Dopo settimane di annunci, proclami e smentite, lunedì 6 ottobre in Egitto prenderanno il via i primi colloqui indiretti tra Israele e Hamas per discutere del cosiddetto piano Trump su Gaza. L’incontro, mediato dal Cairo, rappresenta un passaggio decisivo dopo mesi di trattative informali e pressioni internazionali. L’obiettivo è duplice: il rilascio degli ostaggi e la costruzione di una cornice politica stabile per il futuro della Striscia.
A guidare la delegazione israeliana saranno il ministro degli Affari strategici Ron Dermer, l’inviato per la trattativa sugli ostaggi Gal Hirsch, il rappresentante delle IDF Nitzan Alon, un vice direttore dello Shin Bet e alcuni funzionari del Mossad e della difesa. Per gli Stati Uniti parteciperanno l’inviato Steve Witkoff e Jared Kushner, genero del presidente Donald Trump.
Le mosse di Hamas e le priorità del negoziato
Dalla parte palestinese, il ruolo chiave sarà affidato a Khalil Al-Hayya, alto funzionario di Hamas, che guiderà una delegazione divisa in due gruppi: uno per i colloqui indiretti con Israele sugli ostaggi e sul cessate il fuoco, l’altro per un confronto intra-palestinese sul tema dell’unità nazionale. I negoziatori, partiti da Doha, raggiungeranno Sharm el-Sheikh via Il Cairo.
Il tema principale resterà il rilascio degli ostaggi. Secondo fonti vicine alla trattativa, Hamas sarebbe “molto desideroso di raggiungere un accordo per porre fine alla guerra e avviare immediatamente il processo di scambio di prigionieri”. La bozza prevede la liberazione di 250 detenuti palestinesi in cambio del ritiro graduale delle forze israeliane da Gaza. Tra i nomi richiesti dal gruppo figurano Marwan Barghouti, Ahmad Saadat e Abdullah Barghouti, figure simboliche del movimento nazionale palestinese.

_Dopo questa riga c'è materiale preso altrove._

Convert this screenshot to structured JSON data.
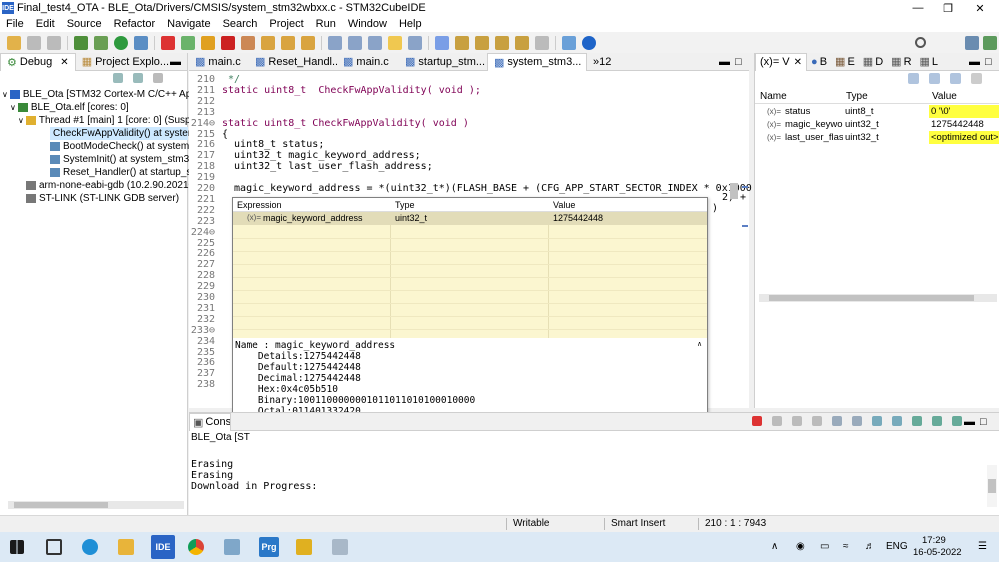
{
  "window": {
    "title": "Final_test4_OTA - BLE_Ota/Drivers/CMSIS/system_stm32wbxx.c - STM32CubeIDE",
    "app_badge": "IDE"
  },
  "menu": [
    "File",
    "Edit",
    "Source",
    "Refactor",
    "Navigate",
    "Search",
    "Project",
    "Run",
    "Window",
    "Help"
  ],
  "debug_panel": {
    "tabs": [
      "Debug",
      "Project Explo..."
    ],
    "tree": [
      {
        "label": "BLE_Ota [STM32 Cortex-M C/C++ Appli"
      },
      {
        "label": "BLE_Ota.elf [cores: 0]"
      },
      {
        "label": "Thread #1 [main] 1 [core: 0] (Suspe"
      },
      {
        "label": "CheckFwAppValidity() at system"
      },
      {
        "label": "BootModeCheck() at system_st"
      },
      {
        "label": "SystemInit() at system_stm32wl"
      },
      {
        "label": "Reset_Handler() at startup_stm3"
      },
      {
        "label": "arm-none-eabi-gdb (10.2.90.2021062"
      },
      {
        "label": "ST-LINK (ST-LINK GDB server)"
      }
    ]
  },
  "editor": {
    "tabs": [
      "main.c",
      "Reset_Handl...",
      "main.c",
      "startup_stm...",
      "system_stm3...",
      "»12"
    ],
    "lines": [
      {
        "n": "210",
        "t": " */"
      },
      {
        "n": "211",
        "t": "static uint8_t  CheckFwAppValidity( void );"
      },
      {
        "n": "212",
        "t": ""
      },
      {
        "n": "213",
        "t": ""
      },
      {
        "n": "214⊖",
        "t": "static uint8_t CheckFwAppValidity( void )"
      },
      {
        "n": "215",
        "t": "{"
      },
      {
        "n": "216",
        "t": "  uint8_t status;"
      },
      {
        "n": "217",
        "t": "  uint32_t magic_keyword_address;"
      },
      {
        "n": "218",
        "t": "  uint32_t last_user_flash_address;"
      },
      {
        "n": "219",
        "t": ""
      },
      {
        "n": "220",
        "t": "  magic_keyword_address = *(uint32_t*)(FLASH_BASE + (CFG_APP_START_SECTOR_INDEX * 0x1000 + 0x140));"
      },
      {
        "n": "221",
        "t": ""
      },
      {
        "n": "222",
        "t": ""
      },
      {
        "n": "223",
        "t": ""
      },
      {
        "n": "224⊖",
        "t": ""
      },
      {
        "n": "225",
        "t": ""
      },
      {
        "n": "226",
        "t": ""
      },
      {
        "n": "227",
        "t": ""
      },
      {
        "n": "228",
        "t": ""
      },
      {
        "n": "229",
        "t": ""
      },
      {
        "n": "230",
        "t": ""
      },
      {
        "n": "231",
        "t": ""
      },
      {
        "n": "232",
        "t": ""
      },
      {
        "n": "233⊖",
        "t": ""
      },
      {
        "n": "234",
        "t": ""
      },
      {
        "n": "235",
        "t": ""
      },
      {
        "n": "236",
        "t": ""
      },
      {
        "n": "237",
        "t": ""
      },
      {
        "n": "238",
        "t": ""
      }
    ],
    "clipped_right_1": "2) +",
    "clipped_right_2": ")"
  },
  "popup": {
    "headers": [
      "Expression",
      "Type",
      "Value"
    ],
    "row": {
      "expression": "magic_keyword_address",
      "type": "uint32_t",
      "value": "1275442448"
    },
    "detail": [
      "Name : magic_keyword_address",
      "    Details:1275442448",
      "    Default:1275442448",
      "    Decimal:1275442448",
      "    Hex:0x4c05b510",
      "    Binary:1001100000001011011010100010000",
      "    Octal:011401332420"
    ]
  },
  "variables_panel": {
    "tabs": [
      "(x)= V",
      "B",
      "E",
      "D",
      "R",
      "L"
    ],
    "headers": [
      "Name",
      "Type",
      "Value"
    ],
    "rows": [
      {
        "name": "status",
        "type": "uint8_t",
        "value": "0 '\\0'",
        "highlight": true
      },
      {
        "name": "magic_keywor",
        "type": "uint32_t",
        "value": "1275442448",
        "highlight": false
      },
      {
        "name": "last_user_flash_",
        "type": "uint32_t",
        "value": "<optimized out>",
        "highlight": true
      }
    ]
  },
  "console": {
    "tab": "Conso",
    "header": "BLE_Ota [ST",
    "lines": [
      "",
      "Erasing",
      "Erasing",
      "Download in Progress:"
    ]
  },
  "statusbar": {
    "writable": "Writable",
    "insert_mode": "Smart Insert",
    "position": "210 : 1 : 7943"
  },
  "taskbar": {
    "time": "17:29",
    "date": "16-05-2022",
    "lang": "ENG"
  },
  "colors": {
    "highlight_yellow": "#ffff40",
    "popup_bg": "#fbf6d0",
    "keyword": "#7f0055"
  }
}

Il contesto politico e il ruolo di Trump
Nei giorni scorsi, i vertici israeliani hanno dato istruzioni all’esercito di ridurre le operazioni militari a Gaza City, un segnale interpretato come volontà di distensione. Ma Benjamin Netanyahu resta sotto forte pressione: da un lato la necessità di un risultato diplomatico, dall’altro le minacce dei ministri di estrema destra Ben Gvir e Smotrich, che chiedono il disarmo di Hamas e minacciano la rottura della coalizione se non riprenderà la guerra. Il premier ha commentato che “tutto dipende da Hamas”, pur aggiungendo che in caso di fallimento “Israele avrà il sostegno di Trump per un’azione decisa”.
Da parte sua, Hamas porrà come condizioni minime un cessate il fuoco completo per tutta la durata dei colloqui, il ritiro delle IDF dalle aree popolate e la sospensione dei raid aerei per almeno dieci ore al giorno. Secondo indiscrezioni dei servizi egiziani, le delegazioni saranno ospitate nello stesso edificio, ma separate, con rigide misure di sicurezza e assoluta riservatezza sugli spostamenti.
Il presidente Trump ha ribadito che il suo è “un grande affare per Israele”, ma ha ammesso che “ci saranno sempre dei cambiamenti”. “Le trattative sono in corso proprio ora – ha dichiarato – e la gente ne è molto contenta”. Il piano, articolato in venti punti, resta la base di un negoziato che, per la prima volta dopo anni, sembra avere una reale possibilità di mettere fine al conflitto più lungo e incandescente del Medio Oriente.